When I teach lit, I begin the semester by asking students why the University of Wisconsin pays tens of millions of dollars requiring every student to pass a class in English literature. Over the years my students have offered career-affirming answers:
- literature teaches us how to understand what happens in someone else’s mind
- literature gives us a sense of context in history, language, and thought
- literature offers new ways of thinking about communication, and communication is at the center of what the University is being paid to teach its students
Once the students establish this framework they seem surprisingly comfortable spending the next four months poring over the work of writers who lived on the southern half of a Wyoming-sized island 100 to 200 years ago.
Other experts in the field seem less comfortable with this reasoning:
“To the question ‘of what use are the humanities?’, the only honest answer is none whatsoever. And it is an answer that brings honor to its subject. Justification, after all, confers value on an activity from a perspective outside its performance. An activity that cannot be justified is an activity that refuses to regard itself as instrumental to some larger good. The humanities are their own good.” Stanley Fish, The New York Times.

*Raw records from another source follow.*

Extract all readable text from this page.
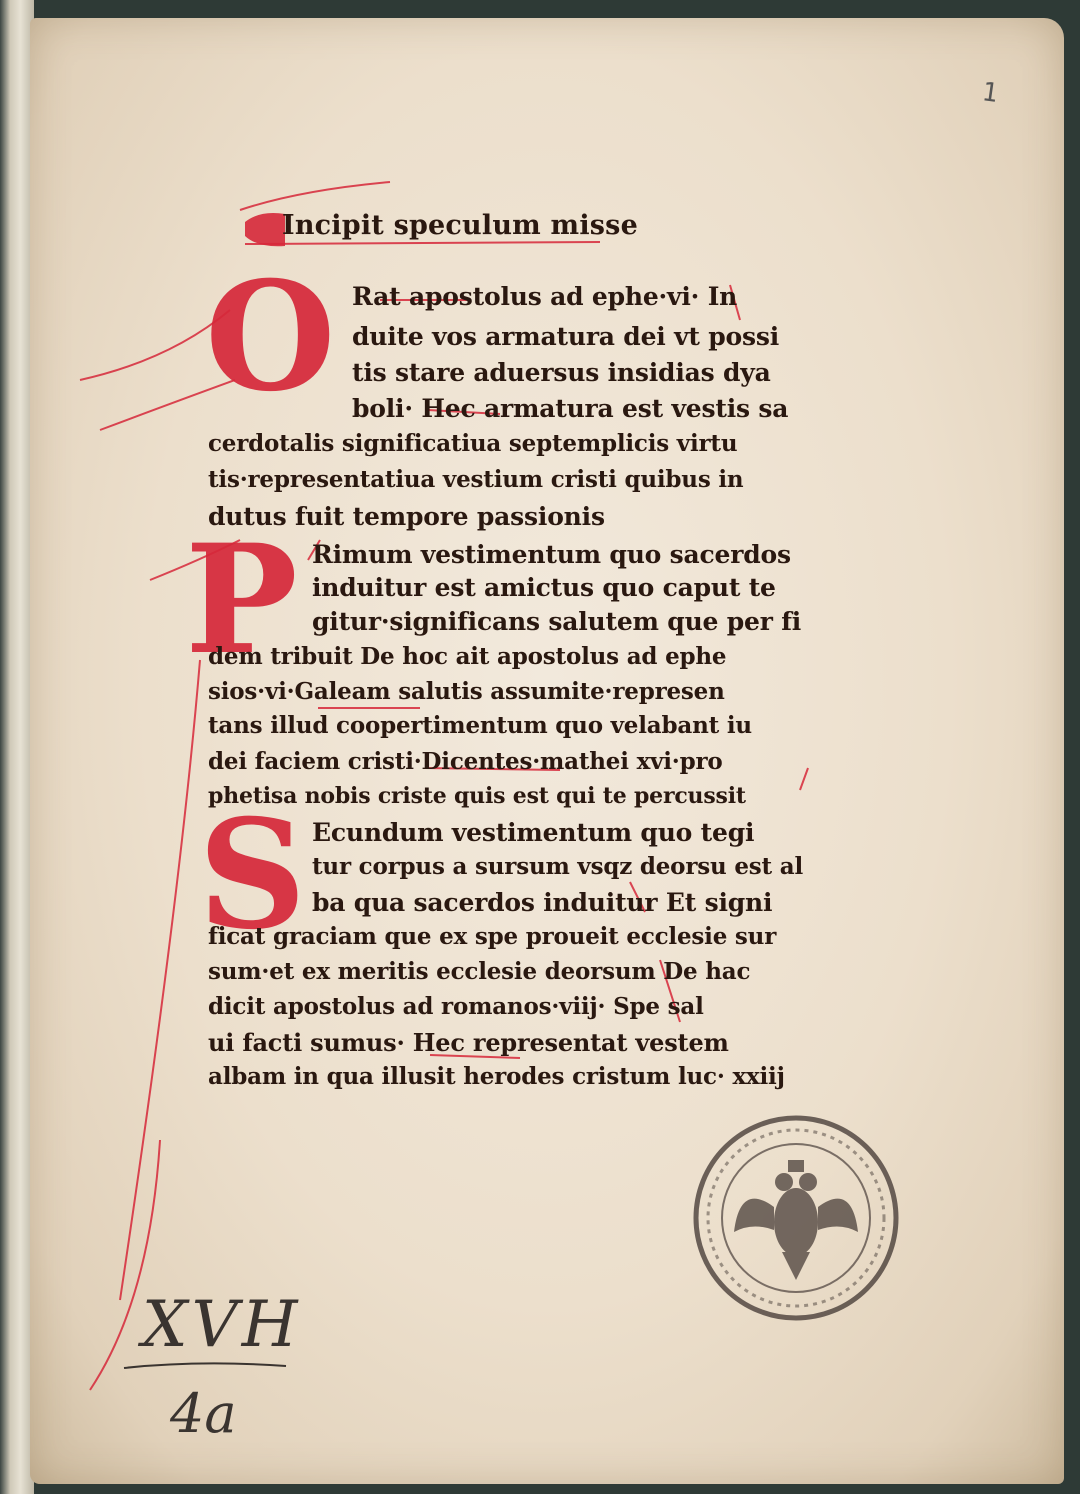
1
Incipit speculum misse
O
P
S
Rat apostolus ad ephe·vi· In
duite vos armatura dei vt possi
tis stare aduersus insidias dya
boli· Hec armatura est vestis sa
cerdotalis significatiua septemplicis virtu
tis·representatiua vestium cristi quibus in
dutus fuit tempore passionis
Rimum vestimentum quo sacerdos
induitur est amictus quo caput te
gitur·significans salutem que per fi
dem tribuit De hoc ait apostolus ad ephe
sios·vi·Galeam salutis assumite·represen
tans illud coopertimentum quo velabant iu
dei faciem cristi·Dicentes·mathei xvi·pro
phetisa nobis criste quis est qui te percussit
Ecundum vestimentum quo tegi
tur corpus a sursum vsqz deorsu est al
ba qua sacerdos induitur Et signi
ficat graciam que ex spe proueit ecclesie sur
sum·et ex meritis ecclesie deorsum De hac
dicit apostolus ad romanos·viij· Spe sal
ui facti sumus· Hec representat vestem
albam in qua illusit herodes cristum luc· xxiij
XVH
4a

“It may simply be the case that many Americans prefer to learn about the world and to entertain themselves with television and other streaming media, rather than with the printed word, and that it is taking a few generations for them to shed old habits like newspapers and novels.” Caleb Crain, The New Yorker.
“I would say that the Humanities in the last ten, twenty years somewhat lost its way in becoming overly focused on critique. The real function of the Humanities is to engage in the act of creativity, moment by moment, to improve the quality of the world we live in.” Richard E. Miller, Rutgers University.

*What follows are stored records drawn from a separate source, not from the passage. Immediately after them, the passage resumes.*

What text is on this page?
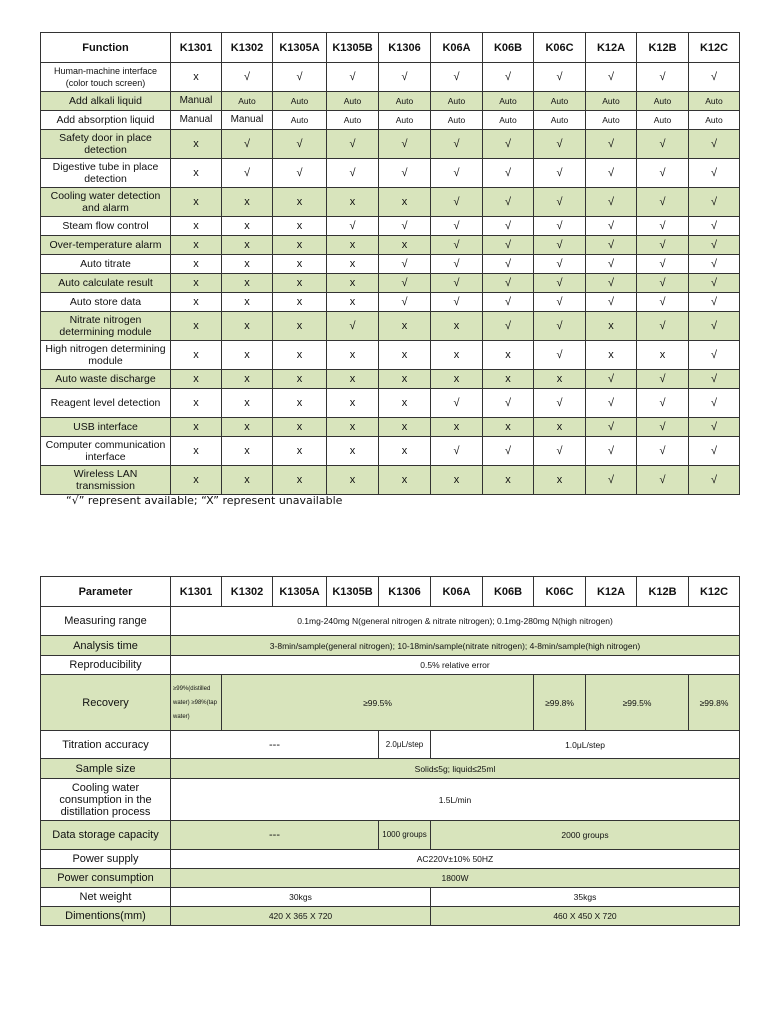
Function	K1301	K1302	K1305A	K1305B	K1306	K06A	K06B	K06C	K12A	K12B	K12C
Human-machine interface
(color touch screen)	x	√	√	√	√	√	√	√	√	√	√
Add alkali liquid	Manual	Auto	Auto	Auto	Auto	Auto	Auto	Auto	Auto	Auto	Auto
Add absorption liquid	Manual	Manual	Auto	Auto	Auto	Auto	Auto	Auto	Auto	Auto	Auto
Safety door in place detection	x	√	√	√	√	√	√	√	√	√	√
Digestive tube in place detection	x	√	√	√	√	√	√	√	√	√	√
Cooling water detection and alarm	x	x	x	x	x	√	√	√	√	√	√
Steam flow control	x	x	x	√	√	√	√	√	√	√	√
Over-temperature alarm	x	x	x	x	x	√	√	√	√	√	√
Auto titrate	x	x	x	x	√	√	√	√	√	√	√
Auto calculate result	x	x	x	x	√	√	√	√	√	√	√
Auto store data	x	x	x	x	√	√	√	√	√	√	√
Nitrate nitrogen determining module	x	x	x	√	x	x	√	√	x	√	√
High nitrogen determining module	x	x	x	x	x	x	x	√	x	x	√
Auto waste discharge	x	x	x	x	x	x	x	x	√	√	√
Reagent level detection	x	x	x	x	x	√	√	√	√	√	√
USB interface	x	x	x	x	x	x	x	x	√	√	√
Computer communication interface	x	x	x	x	x	√	√	√	√	√	√
Wireless LAN transmission	x	x	x	x	x	x	x	x	√	√	√
“√” represent available; “X” represent unavailable
Parameter	K1301	K1302	K1305A	K1305B	K1306	K06A	K06B	K06C	K12A	K12B	K12C
Measuring range	0.1mg-240mg N(general nitrogen & nitrate nitrogen); 0.1mg-280mg N(high nitrogen)										
Analysis time	3-8min/sample(general nitrogen); 10-18min/sample(nitrate nitrogen); 4-8min/sample(high nitrogen)										
Reproducibility	0.5% relative error										
Recovery	≥99%(distilled water) ≥98%(tap water)	≥99.5%						≥99.8%	≥99.5%		≥99.8%
Titration accuracy	---				2.0μL/step	1.0μL/step					
Sample size	Solid≤5g; liquid≤25ml										
Cooling water consumption in the distillation process	1.5L/min										
Data storage capacity	---				1000 groups	2000 groups					
Power supply	AC220V±10% 50HZ										
Power consumption	1800W										
Net weight	30kgs					35kgs					
Dimentions(mm)	420 X 365 X 720					460 X 450 X 720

In his follow-up essay Fish argues against “turning humanities departments into service departments and cutting funding for humanities research,” but it might be decades too late for such an argument: Michael Wesch, of Kansas State, suggests that even at our best we fail to teach students the sort of language work they will need to participate in the modern knowledge economy.

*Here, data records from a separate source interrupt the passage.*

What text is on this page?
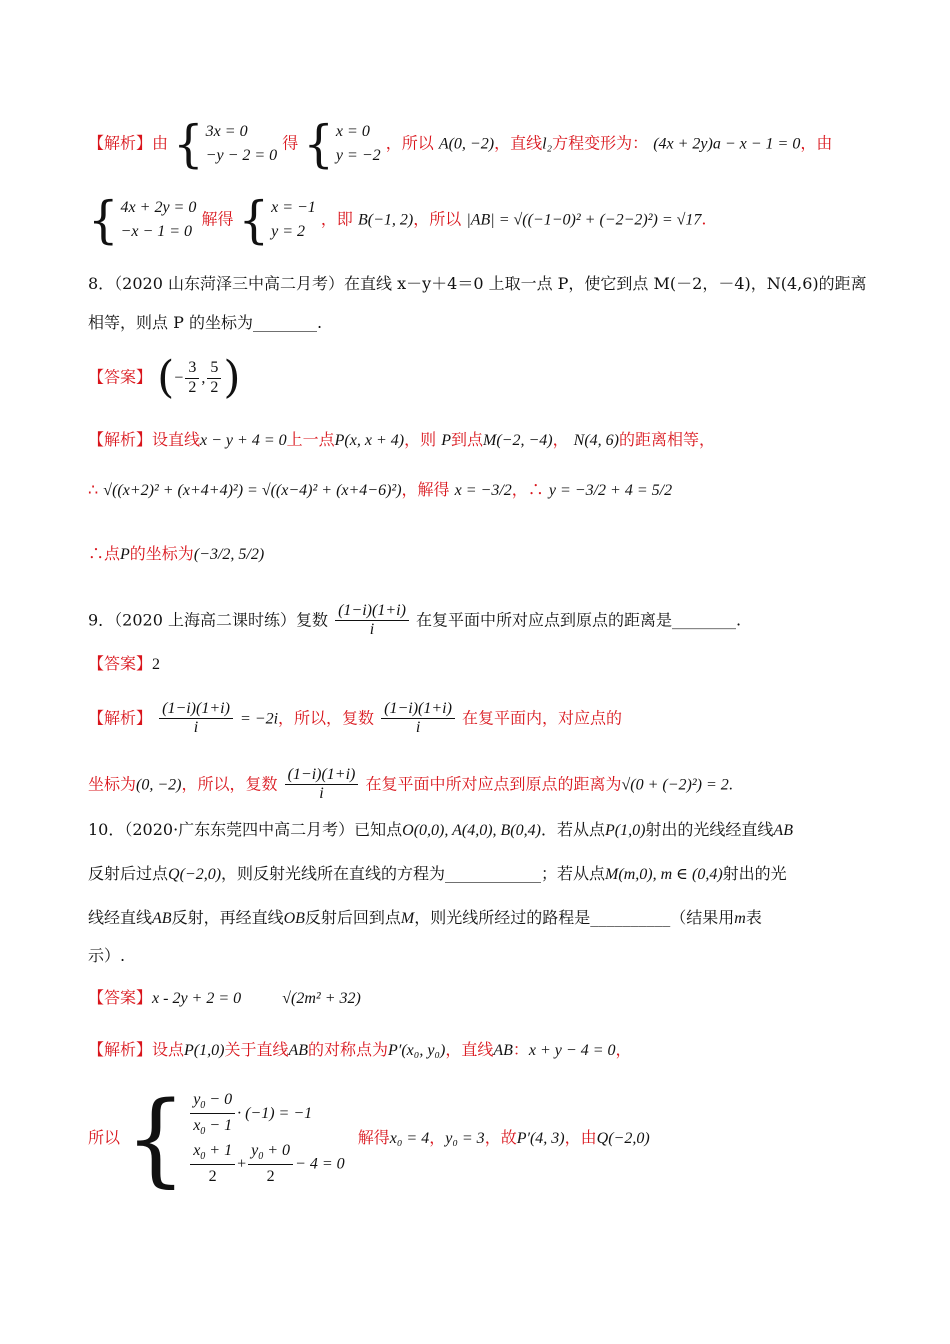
【解析】由 { 3x = 0
−y − 2 = 0
得 { x = 0
y = −2
，所以 A(0, −2)，直线l₂方程变形为： (4x + 2y)a − x − 1 = 0，由
{ 4x + 2y = 0
−x − 1 = 0
解得 { x = −1
y = 2
，即 B(−1, 2)，所以 |AB| = √((−1−0)² + (−2−2)²) = √17.
8．（2020 山东菏泽三中高二月考）在直线 x－y＋4＝0 上取一点 P，使它到点 M(－2，－4)，N(4,6)的距离
相等，则点 P 的坐标为________.
【答案】 (− $\frac{3}{2}$ , $\frac{5}{2}$ )
【解析】设直线x − y + 4 = 0上一点P(x, x + 4)，则 P到点M(−2, −4)， N(4, 6)的距离相等，
∴ √((x+2)² + (x+4+4)²) = √((x−4)² + (x+4−6)²)，解得 x = −3/2，∴ y = −3/2 + 4 = 5/2
∴点P的坐标为(−3/2, 5/2)
9．（2020 上海高二课时练）复数 $\frac{(1-i)(1+i)}{i}$ 在复平面中所对应点到原点的距离是________.
【答案】2
【解析】 $\frac{(1-i)(1+i)}{i} = -2i$，所以，复数 $\frac{(1-i)(1+i)}{i}$ 在复平面内，对应点的
坐标为(0, −2)，所以，复数 $\frac{(1-i)(1+i)}{i}$ 在复平面中所对应点到原点的距离为√(0 + (−2)²) = 2.
10．（2020·广东东莞四中高二月考）已知点O(0,0), A(4,0), B(0,4)．若从点P(1,0)射出的光线经直线AB
反射后过点Q(−2,0)，则反射光线所在直线的方程为____________；若从点M(m,0), m ∈ (0,4)射出的光
线经直线AB反射，再经直线OB反射后回到点M，则光线所经过的路程是__________（结果用m表
示）.
【答案】x - 2y + 2 = 0	√(2m² + 32)
【解析】设点P(1,0)关于直线AB的对称点为P′(x₀, y₀)，直线AB：x + y − 4 = 0，
所以 { $\frac{y_0 - 0}{x_0 - 1} \cdot (-1) = -1$
$\frac{x_0 + 1}{2} + \frac{y_0 + 0}{2} - 4 = 0$
解得x₀ = 4，y₀ = 3，故P′(4, 3)，由Q(−2,0)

Tellingly, both Wesch and Miller use videos riddled with the written word to argue that language can work in ways that few of us incorporate into our teaching.
I have begun to ask how my work in the literary critical industry will benefit the students I hope to teach over my career. What can the dissertation accomplish that goes beyond other forms of knowledge work? Could I boil it down to a 5-minute video that would attract 1.5 million views? How can we argue for the continued relevance of work that is, at its heart, little different from the monastic margin-scribbling of the 13th century?